Penn Researchers Design a Program that Coaxes Plants to Produce Human Clotting Factor for Hemophilia
Researchers from the University of Pennsylvania’s departments of Biochemistry and Pathology in the School of Dental Medicine have used codon optimization to create a genetic engineering technique that persuades lettuce and tobacco plants to produce foreign proteins.
The applications include producing the clotting factor to make hemophilia treatments, or a polio virus to make vaccines.
In the study “Codon Optimization to Enhance Expression Yields Insights Into Chloroplast Translation,” Henry Daniell, PhD, professor in the departments of Biochemistry and Pathology in the School of Dental Medicine, and his team set out to investigate why his plant-based drug production platform can easily express bacterial genes as well as short human genes, but has difficulty expressing viral genes and longer human genes.
One reason for this, the team hypothesized, could be how different organisms such as plants and viruses use DNA code to make proteins.
“Plant chloroplasts are bacteria-like, or prokaryotic, and humans are eukaryotic,” Daniell told the Penn Current. “So that’s the challenge: How can we make a chloroplast recognize a human gene and transform it like its own to make a protein?”
In the study, published in Plant Physiology, Daniell explained how proteins are made up of building blocks called amino acids, which are produced according to three-letter strings of DNA called codons.

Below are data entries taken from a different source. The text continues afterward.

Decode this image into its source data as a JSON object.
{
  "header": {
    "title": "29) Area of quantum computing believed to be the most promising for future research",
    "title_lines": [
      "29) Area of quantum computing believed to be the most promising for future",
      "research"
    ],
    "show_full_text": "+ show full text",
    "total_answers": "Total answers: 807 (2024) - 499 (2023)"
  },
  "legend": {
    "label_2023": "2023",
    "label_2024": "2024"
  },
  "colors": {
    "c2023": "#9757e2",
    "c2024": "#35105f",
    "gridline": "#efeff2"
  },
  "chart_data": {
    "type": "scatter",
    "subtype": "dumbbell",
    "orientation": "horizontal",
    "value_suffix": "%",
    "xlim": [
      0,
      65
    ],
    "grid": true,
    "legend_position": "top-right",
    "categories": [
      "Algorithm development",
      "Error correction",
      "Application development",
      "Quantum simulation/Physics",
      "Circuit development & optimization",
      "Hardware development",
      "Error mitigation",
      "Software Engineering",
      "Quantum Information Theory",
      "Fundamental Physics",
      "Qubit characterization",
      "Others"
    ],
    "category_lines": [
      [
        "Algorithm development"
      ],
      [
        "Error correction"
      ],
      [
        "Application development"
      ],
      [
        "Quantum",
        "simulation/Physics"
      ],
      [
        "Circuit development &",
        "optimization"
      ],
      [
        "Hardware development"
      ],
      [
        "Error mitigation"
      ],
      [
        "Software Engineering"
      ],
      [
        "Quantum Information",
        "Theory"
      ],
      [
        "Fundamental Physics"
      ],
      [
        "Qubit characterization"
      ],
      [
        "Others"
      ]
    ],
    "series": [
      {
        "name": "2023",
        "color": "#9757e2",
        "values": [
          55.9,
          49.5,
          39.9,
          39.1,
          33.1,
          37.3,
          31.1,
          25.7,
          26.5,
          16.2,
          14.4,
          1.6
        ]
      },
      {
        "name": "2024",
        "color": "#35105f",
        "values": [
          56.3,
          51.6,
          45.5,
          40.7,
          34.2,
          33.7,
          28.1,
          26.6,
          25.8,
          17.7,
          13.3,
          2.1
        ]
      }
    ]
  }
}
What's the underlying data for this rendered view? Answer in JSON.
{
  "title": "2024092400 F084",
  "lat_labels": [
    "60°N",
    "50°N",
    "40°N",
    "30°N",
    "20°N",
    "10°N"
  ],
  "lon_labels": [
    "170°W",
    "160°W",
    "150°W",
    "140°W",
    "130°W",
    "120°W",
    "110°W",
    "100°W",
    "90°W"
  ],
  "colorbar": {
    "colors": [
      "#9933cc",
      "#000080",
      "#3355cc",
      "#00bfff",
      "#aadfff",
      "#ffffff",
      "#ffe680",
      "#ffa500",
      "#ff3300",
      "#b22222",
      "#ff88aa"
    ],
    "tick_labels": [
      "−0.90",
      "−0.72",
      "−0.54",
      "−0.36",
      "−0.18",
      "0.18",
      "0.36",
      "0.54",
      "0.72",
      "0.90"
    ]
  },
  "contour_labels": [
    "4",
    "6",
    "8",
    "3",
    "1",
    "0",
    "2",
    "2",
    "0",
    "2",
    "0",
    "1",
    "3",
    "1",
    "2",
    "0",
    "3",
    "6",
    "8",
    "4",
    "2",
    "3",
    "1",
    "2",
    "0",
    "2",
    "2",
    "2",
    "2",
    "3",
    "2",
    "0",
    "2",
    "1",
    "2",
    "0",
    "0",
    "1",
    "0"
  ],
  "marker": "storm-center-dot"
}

There are 64 codons but only 20 amino acids, because multiple codons encode the same amino acid. However, Daniell discovered that different organisms have different preferences for which codon they use to produce a given amino acid.
Researchers focused on these species-specific preferences by analyzing the genomes of 133 plant species to determine which codons were used most frequently to code for particular amino acids. They then used the results to design a software program that converts a DNA sequence into the sequence that would be preferred by either lettuce or tobacco plants.
According to Penn Current, the team then used a head-to-head comparison of the optimized gene versus the native gene in two different proteins: one used in a hemophilia therapy, and one in a polio vaccine. The research team, working with Novo Nordisk, developed a technique involving a probe to the protein of interest to arrive at an exact quantity in the finished batches.
The findings revealed codon-optimization has a significant impact on protein expression: The process led to expression levels of hemophilia clotting factor five to six times higher than the native protein, and to higher levels of the poliovirus protein roughly 26 times that of the native sequence.
“These two advances — improving the expression levels of protein and quantifying an exact dose — were key questions the [U.S. Food and Drug Administration] has had about our work,” said Daniell to Penn Current. “Now that we’ve addressed these issues, we’re closer than ever to getting these therapies to the clinic.”